Кира взглянула на бледное лицо Катерины.
– Я с вами, наверное. Я же могу попросить вас вернуть меня домой? Катя, ты не против? Ты устала, мне кажется.
– Я устала, – созналась Катя. – И я не против. Но с одним условием.
– Слушаю.
– Ты придешь еще раз. Хорошо?
– Я приду, когда ты захочешь. Позвони мне.
Кира быстро написала на салфетке номер мобильного.
– Вот. Иван Ильич, я с вами, только можно я Кате два слова?.. Наедине.
Бланшар кивнул, подошел к кровати, наклонился, поцеловал Катерине руку. Потом порывисто коснулся губами ее лба, и вышел. Кира села рядом с Катериной, взяла ее за руки.
– Кэти, ты меня «бей, но выслушай». Он влюблен. И он настоящий мужчина. Теперь такое редкость. Это как алмаз. Нагмани. И он пришел к тебе по своей воле. Не отпускай его. Никогда. Поняла?
Катя смотрела на нее, широко распахнув глаза. Губы ее вздрагивали, на щеках разгорелся лихорадочный румянец.
– Ты меня поняла? – еще раз, с нажимом, спросила Кира.
Катя кивнула.
– Я… я даже думать об этом боялась. Чувствовала это, но… боялась.
– Не бойся. Он твой. Твой рыцарь, принц, возлюбленный. Твой ангел-хранитель. Не отказывай ему. Он – твой Нагмани.
– Тогда я должна…
– Стать его розовой жемчужиной. У тебя получится. Только пожелай – и получишь. Все, я побежала. Я девятого вечером улетаю, после полуночи. И я ничем тут не занята. Я приду. Позвони мне.

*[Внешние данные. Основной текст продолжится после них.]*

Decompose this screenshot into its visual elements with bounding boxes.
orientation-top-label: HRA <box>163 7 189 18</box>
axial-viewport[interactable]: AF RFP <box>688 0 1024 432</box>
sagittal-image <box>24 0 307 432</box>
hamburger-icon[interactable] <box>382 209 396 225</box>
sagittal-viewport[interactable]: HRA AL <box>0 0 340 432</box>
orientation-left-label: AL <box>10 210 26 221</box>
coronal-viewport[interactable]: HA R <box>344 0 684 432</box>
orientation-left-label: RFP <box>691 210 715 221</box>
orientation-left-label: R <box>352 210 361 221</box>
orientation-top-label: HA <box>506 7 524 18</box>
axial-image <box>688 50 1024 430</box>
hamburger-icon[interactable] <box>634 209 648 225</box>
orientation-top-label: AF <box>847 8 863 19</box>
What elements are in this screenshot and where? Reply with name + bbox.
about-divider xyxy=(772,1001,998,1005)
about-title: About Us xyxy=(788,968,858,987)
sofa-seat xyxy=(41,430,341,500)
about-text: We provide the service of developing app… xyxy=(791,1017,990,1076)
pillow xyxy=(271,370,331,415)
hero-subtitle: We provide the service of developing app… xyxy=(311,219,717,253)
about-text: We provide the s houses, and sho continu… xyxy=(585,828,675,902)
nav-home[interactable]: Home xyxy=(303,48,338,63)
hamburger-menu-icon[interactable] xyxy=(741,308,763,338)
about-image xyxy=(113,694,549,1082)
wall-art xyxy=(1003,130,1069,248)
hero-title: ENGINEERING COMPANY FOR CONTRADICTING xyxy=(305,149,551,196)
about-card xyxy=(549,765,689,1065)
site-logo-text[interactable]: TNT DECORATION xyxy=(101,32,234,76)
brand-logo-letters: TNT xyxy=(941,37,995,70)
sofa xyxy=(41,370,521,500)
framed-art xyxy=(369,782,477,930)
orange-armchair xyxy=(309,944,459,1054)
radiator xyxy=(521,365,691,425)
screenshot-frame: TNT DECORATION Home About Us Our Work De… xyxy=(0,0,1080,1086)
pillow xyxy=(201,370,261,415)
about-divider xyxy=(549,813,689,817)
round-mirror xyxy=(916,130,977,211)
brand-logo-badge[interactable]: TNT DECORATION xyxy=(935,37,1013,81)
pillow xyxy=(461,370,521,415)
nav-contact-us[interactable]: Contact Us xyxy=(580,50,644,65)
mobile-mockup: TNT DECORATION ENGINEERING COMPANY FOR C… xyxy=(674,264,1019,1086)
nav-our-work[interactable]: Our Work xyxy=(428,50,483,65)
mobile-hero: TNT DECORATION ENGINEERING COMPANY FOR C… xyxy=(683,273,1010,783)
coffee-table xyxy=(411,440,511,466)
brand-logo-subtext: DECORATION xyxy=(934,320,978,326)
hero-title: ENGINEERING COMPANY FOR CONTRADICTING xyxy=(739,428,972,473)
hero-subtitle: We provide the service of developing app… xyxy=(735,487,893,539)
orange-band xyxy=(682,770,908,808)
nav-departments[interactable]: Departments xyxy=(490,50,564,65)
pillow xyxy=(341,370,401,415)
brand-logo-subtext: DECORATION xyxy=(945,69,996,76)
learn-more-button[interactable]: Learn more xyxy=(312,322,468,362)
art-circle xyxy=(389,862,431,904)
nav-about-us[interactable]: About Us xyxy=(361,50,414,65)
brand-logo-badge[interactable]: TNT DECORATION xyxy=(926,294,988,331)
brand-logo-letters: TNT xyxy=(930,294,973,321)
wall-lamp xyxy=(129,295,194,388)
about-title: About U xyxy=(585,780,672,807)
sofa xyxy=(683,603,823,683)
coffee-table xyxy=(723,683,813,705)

– Я позвоню, – эхом откликнулась Катерина.
Когда за Кирой закрылась дверь, она включила монитор, показывавший прихожую и входную дверь. Увидела, как Бланшар и Кира вышли, услышала щелканье замков. Стихли шаги и голоса на лестнице. Она осталась одна, но первый раз за все то время, что была вынуждена пролежать дома, она не почувствовала себя одинокой.
Она почувствовала себя совершенно счастливой.
Высаживая Киру около ее дома, Бланшар счел необходимым напомнить ей про обещание. Правда, сделал он это очень изящно.
– Кира, я буду вам очень признателен, если вы до отъезда заглянете еще раз к Катерине. У нее мало развлечений, а теперь еще и очень мало друзей. Когда она слегла – все разбежались. Ну, или почти все.
– Но вы остались.
– Я – другое дело. Но я часто занят, и в число моих талантов…
– Не входит легкая болтовня, которая так поднимает настроение. Понимаю.
Он засмеялся.
– На ходу подметки режете. Браво. Ну, так что – обещаете?
– Выполнить вашу просьбу? Разумеется! Я, собственно, и без этого собиралась прийти к ней, но мы договорились – она позвонит.
– Она может постесняться…
– Тогда я зайду накануне отъезда. И просижу долго, и сделаю все, чтобы ее порадовать. Так?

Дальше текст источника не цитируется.